Before I start this review, here's a warning; the blurb on the back of the book - my copy at least - kind of 'spoils' the story. I'm going to repeat it her, so if you don't want to know, don't go any further; get the novel, read it (without looking at the blurb) and come back here.
This is what it says (my memory ain't great, so I'm kind of paraphrasing...):
'Stevie is a serial killer. When she kills someone, she asks them "What do you see?" She's about to find out.'
Now, you might think, 'hmmm...not much a spoiler, that...' But it's an unfair thing to put on the book because, in my mind, it both builds up an expectation that takes, I think, more than half the book to materialise, and also gives a false impression of what this story is about (I went in expecting a kind of Hannibal Lecter/Dexter type of book - it's not that at all). What it actually is, is the first person account of Stevie (Stephanie, but she prefers Stevie in one of many flips of typical male/female roles) who is, as the book opens, just recovering from the death of her mother, which happened in a car crash where Stevie was driving. The book opens at 'age eighteen' and shows the first of a recurring motif - in which Stevie recounts an event as it should have been, then as it actually was. Thereafter, we are given a fractured and rambling account of Stevie's life, where past sits alongside present in a kaleidoscopic intersecting of seemingly unrelated events.
It's an astonishing book and it's not until about a third of the way through that I realised what was going on (I think). You see, Stevie has 'died' a few times and each time she has, she visits a dark room filled with people she has 'slighted'; these people bite her, scratch her, cause her pain. She develops a slight (ha ha) obsession with this dark room and wants to know if others experience the same thing. This will eventually lead her down that path the blurb on the back alludes to (alludes to? It fucking screams it), but long before that she gets a job in a hospital to bring herself closer to the dying. In between all this, we are treated to memories - real or false or interpreted - of her life growing up; her family, her relationship with her father and the odd and sometimes confusing extended relations. We get the impression that she was a bit of a wild child, sometimes cruel, often struggling with interacting with people and as the book progressed, I came to the impression that I was inside the mind of a schizophrenic, possibly even a psychopath or sociopath. But the disturbing thing is, it took me a while to gather that because there was so much of Stevie that I could relate to - the way she preferred to avoid people, her disdain for them, her paranoia, even her odd, sarcastic sense of humour. There were some real laugh out loud moments for me in this book because Stevie is the kind of person who pretty much says what's on her mind, with no thought of whether it might offend or be appropriate. But there is a point in the story when I looked up and thought that what Stevie was relating might not actually be the truth - only her truth. This was the point I realised what I was reading.

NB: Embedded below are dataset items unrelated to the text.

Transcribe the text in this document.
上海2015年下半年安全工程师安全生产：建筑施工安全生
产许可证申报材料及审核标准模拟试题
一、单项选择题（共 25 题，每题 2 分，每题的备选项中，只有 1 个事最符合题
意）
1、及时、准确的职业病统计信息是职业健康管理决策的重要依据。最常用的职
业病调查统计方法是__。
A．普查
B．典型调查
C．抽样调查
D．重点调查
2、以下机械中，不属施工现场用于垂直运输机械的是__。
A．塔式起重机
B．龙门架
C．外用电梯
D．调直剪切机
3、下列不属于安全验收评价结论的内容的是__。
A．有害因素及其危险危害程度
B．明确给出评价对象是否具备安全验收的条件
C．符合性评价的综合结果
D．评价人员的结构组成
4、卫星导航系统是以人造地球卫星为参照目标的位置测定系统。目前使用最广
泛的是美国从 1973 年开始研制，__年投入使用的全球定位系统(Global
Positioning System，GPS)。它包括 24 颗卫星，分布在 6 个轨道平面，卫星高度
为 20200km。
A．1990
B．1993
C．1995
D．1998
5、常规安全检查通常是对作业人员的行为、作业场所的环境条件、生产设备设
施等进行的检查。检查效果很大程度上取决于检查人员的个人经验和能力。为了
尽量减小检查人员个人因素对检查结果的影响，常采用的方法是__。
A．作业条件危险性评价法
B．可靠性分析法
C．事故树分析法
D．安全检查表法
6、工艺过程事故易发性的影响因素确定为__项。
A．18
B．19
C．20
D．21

In many ways, it's similar - but oh so wildly different - to Iain Banks' The Wasp Factory. There is that convincing, chummy voice; the black humour; the mild sense of superiority over other people; the disdain for them. Although I haven't read the book, I thought there were superficial similarities to American Psycho too. I mean these comparisons to be in no way detrimental. They are simply to give some frame of reference. Slights, however, is its own beast and though it took me a long time to finish it (and start it - I've had the book since late 2009...), it was more because it was overwhelming me. I found much of it compelling and some of it very disturbing. It affected me emotionally, as the best works should, and it's an astonishing achievement for a first novel. Warrens' prose is beautiful and beguiling, and direct and harsh in the right places - in fact, in many ways, the tone reminded me of films such as The Babadook or Snowtown. There's a dark poetic quality to her writing that feels wholly original and she builds her world like a painter adding splashes of colour to a blank canvas. But it always retains that sense of the abstract, of the ambiguous, even at the end. We can never be quite sure what is real and what is not in Stevie's world, and perhaps the truth lies somewhere in-between. I've read that many find Stevie a very 'unlikeable' character. I didn't find that at all - I found her tragic, deeply sympathetic and existing in a world not of her making and in which she struggled to understand the rules; I fell like that myself sometimes, and I don't think I'm alone.
Regardless, it's an amazing horror novel and deserves to be placed amongst the best of them. My first read of Kaaron's work, but definitely not my last.